Import only the needed methods, not all of them! You will avoid crashes, name collisions, better use of memory and speed. And it is also a good security measure.

# This is bad
from sklearn.metrics import *

# This good
from sklearn.metrics import confusion_matrix

# Also this is good practice
# importing multiple methods at once
from sklearn.metrics import confusion_matrix, \\
accuracy_score, f1_score

Do not turn off error reporting while coding and testing. This should be avoided for obvious reasons. Only turning it off in production code when the errors are known and do not affect the actual product.
```
# Never do it like this
import warnings
warnings.filterwarnings("ignore")
```
Use distutils for altering path variables
Handle secret keys and sensitive information using an external package, never hard-encode them in your python files!
Several packages do this: python-dotenv , AWS’s boto3, Hashicorp’s hvac, etc.

Example with python-dotenv:\
1. Create a .env file and write inside the key-value pairs.
```
  API_KEY=test-key
  API_SECRET=test-secret
```
2. Add the .env file in the .gitignore file.
3. In the main.py file, import and load the dotenv package with each secret by the key.

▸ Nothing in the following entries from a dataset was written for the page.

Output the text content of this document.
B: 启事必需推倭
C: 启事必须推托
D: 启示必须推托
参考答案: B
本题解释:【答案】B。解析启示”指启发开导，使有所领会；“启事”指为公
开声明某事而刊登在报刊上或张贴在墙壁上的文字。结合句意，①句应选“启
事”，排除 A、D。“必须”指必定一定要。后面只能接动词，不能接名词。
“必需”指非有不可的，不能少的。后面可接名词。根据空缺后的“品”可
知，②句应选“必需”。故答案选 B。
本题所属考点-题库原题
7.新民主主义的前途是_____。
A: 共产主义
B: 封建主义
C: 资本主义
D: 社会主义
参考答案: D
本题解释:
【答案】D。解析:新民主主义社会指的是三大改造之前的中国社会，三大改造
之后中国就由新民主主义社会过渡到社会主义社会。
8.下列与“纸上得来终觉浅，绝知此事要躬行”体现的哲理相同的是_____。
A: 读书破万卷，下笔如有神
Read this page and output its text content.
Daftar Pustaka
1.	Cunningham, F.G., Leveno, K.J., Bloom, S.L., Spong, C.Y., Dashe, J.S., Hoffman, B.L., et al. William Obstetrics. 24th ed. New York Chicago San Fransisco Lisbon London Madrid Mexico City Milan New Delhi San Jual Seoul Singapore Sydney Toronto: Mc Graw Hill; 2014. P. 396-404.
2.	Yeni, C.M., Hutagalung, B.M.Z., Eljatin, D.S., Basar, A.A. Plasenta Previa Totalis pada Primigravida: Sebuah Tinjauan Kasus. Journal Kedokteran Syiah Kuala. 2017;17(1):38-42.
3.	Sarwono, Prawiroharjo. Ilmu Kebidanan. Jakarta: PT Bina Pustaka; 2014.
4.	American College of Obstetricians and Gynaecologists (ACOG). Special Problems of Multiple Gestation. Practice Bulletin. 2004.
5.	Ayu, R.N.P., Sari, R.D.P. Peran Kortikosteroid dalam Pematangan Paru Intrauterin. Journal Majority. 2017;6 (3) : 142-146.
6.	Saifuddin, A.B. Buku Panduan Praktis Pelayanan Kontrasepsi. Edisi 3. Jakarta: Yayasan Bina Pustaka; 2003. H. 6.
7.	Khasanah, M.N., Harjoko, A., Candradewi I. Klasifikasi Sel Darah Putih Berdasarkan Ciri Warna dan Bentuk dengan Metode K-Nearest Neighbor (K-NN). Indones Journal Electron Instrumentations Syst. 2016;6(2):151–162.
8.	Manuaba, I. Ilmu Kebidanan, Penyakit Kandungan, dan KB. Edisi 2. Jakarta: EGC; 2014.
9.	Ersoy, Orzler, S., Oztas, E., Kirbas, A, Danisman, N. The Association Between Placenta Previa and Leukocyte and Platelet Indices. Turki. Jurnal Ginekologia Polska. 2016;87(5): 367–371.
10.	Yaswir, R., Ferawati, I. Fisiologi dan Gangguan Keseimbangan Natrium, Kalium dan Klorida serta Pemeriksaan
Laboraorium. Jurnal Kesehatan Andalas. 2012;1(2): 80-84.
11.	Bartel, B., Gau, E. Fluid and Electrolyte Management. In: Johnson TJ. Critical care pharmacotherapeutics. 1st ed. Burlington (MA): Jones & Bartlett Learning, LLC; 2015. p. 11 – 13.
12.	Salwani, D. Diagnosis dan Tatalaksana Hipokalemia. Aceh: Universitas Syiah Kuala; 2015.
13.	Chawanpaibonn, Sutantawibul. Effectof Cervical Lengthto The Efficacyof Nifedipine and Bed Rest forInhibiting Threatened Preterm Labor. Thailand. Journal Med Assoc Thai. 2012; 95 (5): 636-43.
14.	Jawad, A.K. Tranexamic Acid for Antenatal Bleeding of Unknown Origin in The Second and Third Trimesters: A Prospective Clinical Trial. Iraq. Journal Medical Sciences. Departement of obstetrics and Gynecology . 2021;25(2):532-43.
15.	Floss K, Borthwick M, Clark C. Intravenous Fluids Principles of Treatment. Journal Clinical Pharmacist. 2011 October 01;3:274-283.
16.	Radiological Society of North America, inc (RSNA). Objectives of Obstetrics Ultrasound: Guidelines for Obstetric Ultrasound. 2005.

The value will be passed through the secure package.
```
from dotenv import load_dotenv
import os

load_dotenv()

api_key = os.getenv("API_KEY")
api_secret = os.getenv("API_SECRET")

print("API_KEY: ", api_key)
print("API_SECRET: ", api_secret)
```

Wrapping up

Writing good python code is easy and achievable if one follows a simple set of rules.

In this article I presented my general rules for that purpose, but there may be others.

This is the foundation of the checks needed for MLOps, Data Science, DevOps and general python coding.